Ensuite, on apporte à celui qui préside l’assemblée des frères du pain et une coupe d’eau et de vin trempé. Il les prend et loue et glorifie le Père de l’univers par le nom du Fils et du Saint Esprit, puis il fait une longue eucharistie pour tous les biens que nous avons reçus de lui. Quand il a terminé les prières et l’eucharistie, tout le peuple présent pousse l’acclamation : Amen. Amen est un mot hébreu qui signifie : Ainsi soit-il.
Lorsque celui qui préside a fait l’eucharistie, les ministres que nous appelons diacres distribuent à tous les assistants le pain, le vin et l’eau consacrés, et ils en portent aux absents. (§ 65)
Le § suivant souligne la nécessité de croire pour participer à l’eucharistie, et redit que cela vient de la dernière cène du Christ. Après un coup de patte au culte de Mithra, Justin reprend le déroulement de la célébration, en précisant qu’elle a lieu le dimanche.
Le jour qu’on appelle le jour du soleil, tous, qu’ils habitent les villes et les campagnes, se réunissent dans un même lieu. On lit les mémoires des Apôtres et les écrits des prophètes autant que le temps le permet. La lecture finie, celui qui préside prend la parole pour avertir et exhorter à imiter ces beaux enseignements. Ensuite nous nous levons tous et nous prions ensemble à haute voix. Puis comme nous l’avons déjà dit, on apporte du pain avec du vin et de l’eau. Celui qui préside fait monter au ciel les prières et les actions de grâces autant qu’il a de la force, et tout le peuple répond par l’acclamation Amen. (§ 67)
Puis, Justin parle de la distribution des biens à ceux qui en ont besoin. Il explique la raison du rassemblement du dimanche, jour de la résurrection, et conclut par un appel à la clémence : « Ne condamnez pas à mort, comme des ennemis, des hommes innocents. »
De ce précieux témoignage du culte chrétien au 2° siècle nous pouvons tirer les enseignements suivants concernant celui qui préside. Justin ne lui donne pas d’autre titre pour ne pas à avoir à l’expliquer à l’Empereur, il ne parle donc ni d’ancien, ni de sacerdoce. Mais nous voyons bien le rôle particulier qui lui est dévolu : dire l’eucharistie, qui est une autre prière que les prières multiples des frères assemblés et qui est faite sur le pain et le vin, avec une constante mention de l’eau, sans doute parce que le vin proposé devait être un peu trop fort et qu’il convenait de le couper. Cette présence de l’eau sera l’objet de multiples commentaires dans les sermons des Pères de l’Église. Dans la deuxième mention de cette prière eucharistique par celui qui préside, l’expression autant qu’il en a la force peut intriguer. Cela veut-il dire que la prière de celui qui préside était livrée à sa seule guise ? Il semblerait que ce soit plutôt une improvisation sur un schéma connu. On trouve encore cela dans certaines liturgies orientales. Petit à petit, les formulaires eucharistiques vont se fixer. Mais dans un § que nous n’avons pas recopié, il y a l’allusion aux paroles du Christ, au soir du Jeudi saint, qui sont données aux Apôtres : « et à eux seuls.» Souci de ce que nous appellerions la succession apostolique. L’autre action, incluse dans le rôle de présidence, est ce que nous nommerions l’homélie, actualisation de la Parole qui vient d’être proclamée.

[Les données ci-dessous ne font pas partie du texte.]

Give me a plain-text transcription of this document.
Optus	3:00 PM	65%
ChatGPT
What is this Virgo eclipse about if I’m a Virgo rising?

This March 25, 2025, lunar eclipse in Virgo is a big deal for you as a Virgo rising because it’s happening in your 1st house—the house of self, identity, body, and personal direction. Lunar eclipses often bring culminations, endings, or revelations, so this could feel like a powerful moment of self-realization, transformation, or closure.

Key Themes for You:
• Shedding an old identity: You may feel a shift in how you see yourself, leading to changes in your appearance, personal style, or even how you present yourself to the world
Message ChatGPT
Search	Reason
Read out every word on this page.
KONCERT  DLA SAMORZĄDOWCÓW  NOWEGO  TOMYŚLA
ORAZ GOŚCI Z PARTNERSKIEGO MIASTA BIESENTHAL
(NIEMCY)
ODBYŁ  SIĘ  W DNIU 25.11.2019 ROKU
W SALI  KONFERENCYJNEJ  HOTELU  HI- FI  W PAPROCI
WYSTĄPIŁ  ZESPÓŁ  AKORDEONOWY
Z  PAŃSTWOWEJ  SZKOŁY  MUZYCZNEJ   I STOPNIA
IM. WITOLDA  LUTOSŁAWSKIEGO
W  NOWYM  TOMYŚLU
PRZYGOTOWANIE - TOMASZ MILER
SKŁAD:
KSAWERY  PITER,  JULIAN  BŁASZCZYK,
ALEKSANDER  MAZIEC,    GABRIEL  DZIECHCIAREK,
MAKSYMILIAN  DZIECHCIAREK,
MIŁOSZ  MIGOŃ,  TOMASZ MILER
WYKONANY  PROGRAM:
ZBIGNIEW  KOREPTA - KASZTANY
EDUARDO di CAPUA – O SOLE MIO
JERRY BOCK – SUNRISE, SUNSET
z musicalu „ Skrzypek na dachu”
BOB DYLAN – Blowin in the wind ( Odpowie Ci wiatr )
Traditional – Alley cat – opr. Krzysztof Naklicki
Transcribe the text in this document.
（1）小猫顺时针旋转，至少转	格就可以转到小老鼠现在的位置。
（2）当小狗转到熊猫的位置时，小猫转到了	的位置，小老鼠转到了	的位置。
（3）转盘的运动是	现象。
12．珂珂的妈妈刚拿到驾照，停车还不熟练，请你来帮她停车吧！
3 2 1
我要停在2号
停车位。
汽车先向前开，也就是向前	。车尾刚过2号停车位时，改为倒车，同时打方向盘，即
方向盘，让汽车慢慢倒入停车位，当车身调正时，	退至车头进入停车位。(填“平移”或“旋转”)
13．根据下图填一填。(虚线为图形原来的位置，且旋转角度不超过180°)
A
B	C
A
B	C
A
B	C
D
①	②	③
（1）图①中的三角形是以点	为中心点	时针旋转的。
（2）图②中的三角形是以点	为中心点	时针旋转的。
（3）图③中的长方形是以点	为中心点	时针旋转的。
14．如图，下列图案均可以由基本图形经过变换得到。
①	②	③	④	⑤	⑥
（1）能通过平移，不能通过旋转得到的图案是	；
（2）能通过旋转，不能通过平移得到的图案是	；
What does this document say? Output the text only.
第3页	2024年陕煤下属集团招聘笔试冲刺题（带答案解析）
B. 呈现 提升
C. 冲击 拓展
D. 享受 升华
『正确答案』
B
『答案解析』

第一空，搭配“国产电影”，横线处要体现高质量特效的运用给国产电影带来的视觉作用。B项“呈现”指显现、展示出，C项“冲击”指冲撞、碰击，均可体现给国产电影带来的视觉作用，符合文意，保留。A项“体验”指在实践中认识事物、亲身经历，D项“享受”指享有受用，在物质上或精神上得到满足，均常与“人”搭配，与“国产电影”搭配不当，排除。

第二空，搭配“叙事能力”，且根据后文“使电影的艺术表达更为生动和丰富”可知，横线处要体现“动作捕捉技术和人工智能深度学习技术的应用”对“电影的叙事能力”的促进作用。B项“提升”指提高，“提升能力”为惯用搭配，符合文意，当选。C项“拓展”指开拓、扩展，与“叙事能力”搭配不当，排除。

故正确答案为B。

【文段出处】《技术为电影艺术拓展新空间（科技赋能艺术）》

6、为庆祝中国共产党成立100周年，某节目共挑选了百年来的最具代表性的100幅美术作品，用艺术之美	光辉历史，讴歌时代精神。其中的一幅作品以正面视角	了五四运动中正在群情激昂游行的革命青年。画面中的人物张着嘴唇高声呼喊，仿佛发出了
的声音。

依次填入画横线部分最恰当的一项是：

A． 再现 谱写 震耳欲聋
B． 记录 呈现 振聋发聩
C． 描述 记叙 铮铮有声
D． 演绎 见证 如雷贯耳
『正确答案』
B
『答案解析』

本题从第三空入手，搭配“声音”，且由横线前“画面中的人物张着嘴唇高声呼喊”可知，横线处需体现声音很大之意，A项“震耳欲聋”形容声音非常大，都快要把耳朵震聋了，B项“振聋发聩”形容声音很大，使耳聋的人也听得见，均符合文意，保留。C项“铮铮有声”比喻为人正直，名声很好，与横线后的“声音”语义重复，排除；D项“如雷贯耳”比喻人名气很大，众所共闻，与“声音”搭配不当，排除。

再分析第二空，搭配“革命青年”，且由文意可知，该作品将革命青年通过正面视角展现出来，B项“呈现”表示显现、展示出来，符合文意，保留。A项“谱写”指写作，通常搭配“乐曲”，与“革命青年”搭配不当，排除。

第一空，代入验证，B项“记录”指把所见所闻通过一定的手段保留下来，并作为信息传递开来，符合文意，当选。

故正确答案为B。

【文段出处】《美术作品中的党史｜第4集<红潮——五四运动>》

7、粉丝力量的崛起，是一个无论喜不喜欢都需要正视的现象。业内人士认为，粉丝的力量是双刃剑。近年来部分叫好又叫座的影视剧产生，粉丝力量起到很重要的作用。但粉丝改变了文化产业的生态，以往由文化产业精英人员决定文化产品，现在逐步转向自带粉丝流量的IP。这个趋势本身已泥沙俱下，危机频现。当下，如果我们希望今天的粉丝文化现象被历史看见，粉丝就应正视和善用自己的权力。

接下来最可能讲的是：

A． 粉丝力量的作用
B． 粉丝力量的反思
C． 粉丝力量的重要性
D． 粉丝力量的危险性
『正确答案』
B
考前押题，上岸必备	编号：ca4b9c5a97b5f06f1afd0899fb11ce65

Nous avons déjà rencontré Hippolyte. Dans La Tradition Apostolique, il donne un schéma de prière à dire par le célébrant. Est-ce à dire qu’il n’y avait plus d’improvisation du président ? Peur-être pas. Hippolyte semble animé d’un double souci : venir en aide à ceux qui ont un peu de mal à improviser, mais surtout de donner un modèle de prière d’une orthodoxie sûre. La prière consécratoire s’adresse au Père, elle s’étend moins sur les bienfaits de la création, ou sur les étapes de l’histoire du salut, pour se concentrer sur les mystères du Christ, plus spécialement la mort et la résurrection du Christ, le mystère pascal, que la célébration actualise. On y trouve les quatre éléments : la préface et son dialogue, le récit de l’institution, l’anamnèse (faire mémoire) et l’épiclèse ou invocation de l’Esprit Saint. C’est de ce texte que la réforme liturgique demandée par Vatican ll s’est inspirée pour composer la prière eucharistique n° 2. Il est en outre précisé que l’évêque concélèbre avec les prêtres, qu’il reçoit les dons des fidèles, les uns utiles (huile, fromage..) d’autres symboliques, comme le lait et le miel que l’on donne aux néophytes, évoquant le douceur du Christ, en même temps que la Terre promise,.

II- Époque patristique

Au 4° siècle, les sermons sur la messe sont abondants et décrivent souvent le déroulement de la liturgie, spécialement pour donner la valeur symbolique des rites pratiqués. Mais nous manquons parfois de détails sur le rôle précis du prêtre. Néanmoins on peut glaner ici et là quelques indications précieuses.
Saint Jean Chrysostome, dans l’homélie 82 sur saint Matthieu, donne des conseils aux prêtres pour qu’il ne donnent pas la communion à ceux qui en sont indignes :
C’est à vous autres qui en êtes les dispensateurs (du corps et du sang du Seigneur), que je m’adresse. Il importe de vous demander de distribuer ces dons avec beaucoup de soin…….Chassons donc les indignes, sans distinction de personnes…
Mais avec un souci de la miséricorde :
Ne nous bornons pas à repousser des gens, à les retrancher, mais essayons de les ramener à la table, après les avoir corrigés, et d’en prendre un soin particulier.
C’est donc bien le ministre ordonné qui distribue le corps et le sang du Seigneur.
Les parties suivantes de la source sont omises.